Si Kyle Rittenhouse hubiera forjado su identidad política en línea durante la última década -como parece haberlo hecho- se habría encontrado con un universo de ideas, memes e imágenes, en gran parte sin ingún control, que mezcla las ideas pro-policía y la extrema derecha, señaló Heidi Beirich. «Recuerden que ninguno de los medios o redes sociales había abordado realmente el tema de las milicias en su sistema de difusiónen durante la vida de este chico», dijo. «Así que estuvo expuesto a todas las ideas militantes -la necesidad de la guerra, el armamento- y todo eso fue difundido donde vivían niños como éste.»

El apoyo que Kyle Rittenhouse recibe en línea, ha crecido enormemente desde su arresto. Las recaudaciones de fondos y los memes de «Liberen a Kyle» («Free Kyle») se difundieron ampliamente con el telón de fondo de una situación política muy cargada.

Desde el principio, Trump buscó el apoyo de la extrema derecha de las fuerzas del orden estadounidenses y obtuvo, durante la campaña electoral de 2016, el apoyo de sindicatos de los agentes de las patrullas fronterizas, de la ICE (United States Immigration and Customs Enforcement, la policía de aduanas) y de la Orden fraterna de la policía (Fraternal Order of Police). Esa maniobra continúa en 2020, con la Asociación de beneficencia de la policía de Nuev York, que representa 24.000 agentes, la que le brindó su apoyo al presidente. A principios del verano, en Filadelfia, varios miembros de los Proud Boys, un gang especializado en reyertas callejeras, de ultra derecha, que va a menudo a las manifestaciones pro-policía para enfrentarse a los «izquierdistas», estuvo presente en una reunión entre el vicepresidente Mike Pence y el sindicato de la policía local.

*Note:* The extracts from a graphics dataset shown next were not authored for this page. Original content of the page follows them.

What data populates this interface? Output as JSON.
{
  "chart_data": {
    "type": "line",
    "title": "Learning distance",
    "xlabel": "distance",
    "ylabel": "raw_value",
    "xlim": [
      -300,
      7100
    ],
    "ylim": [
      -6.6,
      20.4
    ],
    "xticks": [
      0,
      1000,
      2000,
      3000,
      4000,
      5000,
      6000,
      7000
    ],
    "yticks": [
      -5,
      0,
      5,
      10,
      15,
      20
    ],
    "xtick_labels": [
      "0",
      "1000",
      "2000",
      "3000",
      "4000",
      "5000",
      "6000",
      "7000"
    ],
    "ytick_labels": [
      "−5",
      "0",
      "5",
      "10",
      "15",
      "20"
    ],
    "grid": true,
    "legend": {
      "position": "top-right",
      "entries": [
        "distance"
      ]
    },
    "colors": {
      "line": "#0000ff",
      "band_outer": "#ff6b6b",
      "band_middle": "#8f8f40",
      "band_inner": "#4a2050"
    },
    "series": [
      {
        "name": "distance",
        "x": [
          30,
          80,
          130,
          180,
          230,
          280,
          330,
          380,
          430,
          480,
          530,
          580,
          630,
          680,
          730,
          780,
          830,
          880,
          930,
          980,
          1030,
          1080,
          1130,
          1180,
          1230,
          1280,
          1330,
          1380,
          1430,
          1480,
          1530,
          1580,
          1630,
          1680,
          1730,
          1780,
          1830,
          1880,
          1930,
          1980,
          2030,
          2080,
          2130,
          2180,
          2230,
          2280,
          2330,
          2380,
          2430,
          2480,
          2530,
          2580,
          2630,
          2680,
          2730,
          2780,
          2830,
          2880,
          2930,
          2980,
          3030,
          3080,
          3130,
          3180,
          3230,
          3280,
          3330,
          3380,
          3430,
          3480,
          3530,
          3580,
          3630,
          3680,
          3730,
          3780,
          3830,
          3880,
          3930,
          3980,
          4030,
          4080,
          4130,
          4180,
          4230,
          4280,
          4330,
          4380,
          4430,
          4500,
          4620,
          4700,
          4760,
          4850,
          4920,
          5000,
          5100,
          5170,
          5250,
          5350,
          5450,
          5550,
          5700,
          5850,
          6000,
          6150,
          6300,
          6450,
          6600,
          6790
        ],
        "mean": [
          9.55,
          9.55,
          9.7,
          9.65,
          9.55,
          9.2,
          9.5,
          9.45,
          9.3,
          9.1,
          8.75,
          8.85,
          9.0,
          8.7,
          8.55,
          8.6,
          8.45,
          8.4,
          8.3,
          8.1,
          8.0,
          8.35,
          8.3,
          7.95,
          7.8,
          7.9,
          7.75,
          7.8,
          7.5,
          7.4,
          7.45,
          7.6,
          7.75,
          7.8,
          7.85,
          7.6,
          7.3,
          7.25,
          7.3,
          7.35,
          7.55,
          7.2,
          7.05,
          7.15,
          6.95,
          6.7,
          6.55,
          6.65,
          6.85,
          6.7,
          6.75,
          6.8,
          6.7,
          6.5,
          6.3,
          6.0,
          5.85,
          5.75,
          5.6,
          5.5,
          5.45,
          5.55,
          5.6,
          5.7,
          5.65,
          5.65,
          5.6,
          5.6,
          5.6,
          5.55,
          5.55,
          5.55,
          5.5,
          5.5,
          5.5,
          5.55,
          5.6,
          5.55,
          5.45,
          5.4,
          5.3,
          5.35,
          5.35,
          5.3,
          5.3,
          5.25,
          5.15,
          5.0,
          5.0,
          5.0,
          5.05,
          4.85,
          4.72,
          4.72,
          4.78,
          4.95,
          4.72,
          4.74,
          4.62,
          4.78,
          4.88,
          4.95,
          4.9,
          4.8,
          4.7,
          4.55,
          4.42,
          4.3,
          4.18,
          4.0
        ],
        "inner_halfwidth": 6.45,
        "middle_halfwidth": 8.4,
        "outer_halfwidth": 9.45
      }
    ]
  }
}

Los asesinatos de Kenosha ocurrieron un día después de que una pareja de San Luis, en Missouri, que había usado armas de fuego para amenazar una manifestación de Black Lives Matter delante  de su mansión, fuera invitada a tomar la palabra en la Convención Nacional Republicana. El mensaje de la pareja, y el de los republicanos, así como el del gobierno -que busca la reelección del presidente Trump- es que las protestas que se han desatado en todo el país son una amenaza y que los estadounidenses, cuando son amenazados, tienen derecho a defenderse. «Nos sorprende mucho que jóvenes de 17 años, con armas, hayan decidido mantener el orden cuando nadie más quería hacerlo», dijo el presentador de Fox News, Tucker Carlson, a sus millones de espectadores el miércoles por la noche. Refiriéndose a Kyle Rittenhouse en Twitter, Ann Coulter, la comentarista de extrema derecha cuyos puntos de vista políticos son bien conocidos por Donald Trump, quien los asimila a la voz de sus bases, añadió: «Lo quiero como presidente».

«Ese mensaje va a ser machacado todos los días hasta el 3 de noviembre», dijo Heidi Beirich, lo que debería preocuparnos profundamente. «Cuando las figuras políticas y públicas se aprovechan de situaciones delicadas de esta manera, siempre termina en violencia.» Heidi Beirich añadió: «No logro encontrar nada más irresponsable que lo que la Convención Republicana y Trump está haciendo. Es increíble».

La bala que le quitó la vida a Anthony Huber le atravesó el corazón, le desgarró la aorta, la arteria pulmonar y el pulmón derecho. El miércoles por la noche, la compañera de  Anthony Huber, Hannah Gittings, llamó a sus amigos para reunirse con él en el skatepark de Kenosha; una colecta de fondos recaudó rápidamente miles de dólares para la familia. Además de ser una figura talentosa y conocida en la escena local del skateboard, los amigos de Anthony Huber lo recordaron como una «persona pacífica» y un «protector» que «arriesgaba su vida por los demás». Hannah Gittings declaró a un canal local de la CBS que era el hombre más inteligente, amable y cariñoso que había conocido.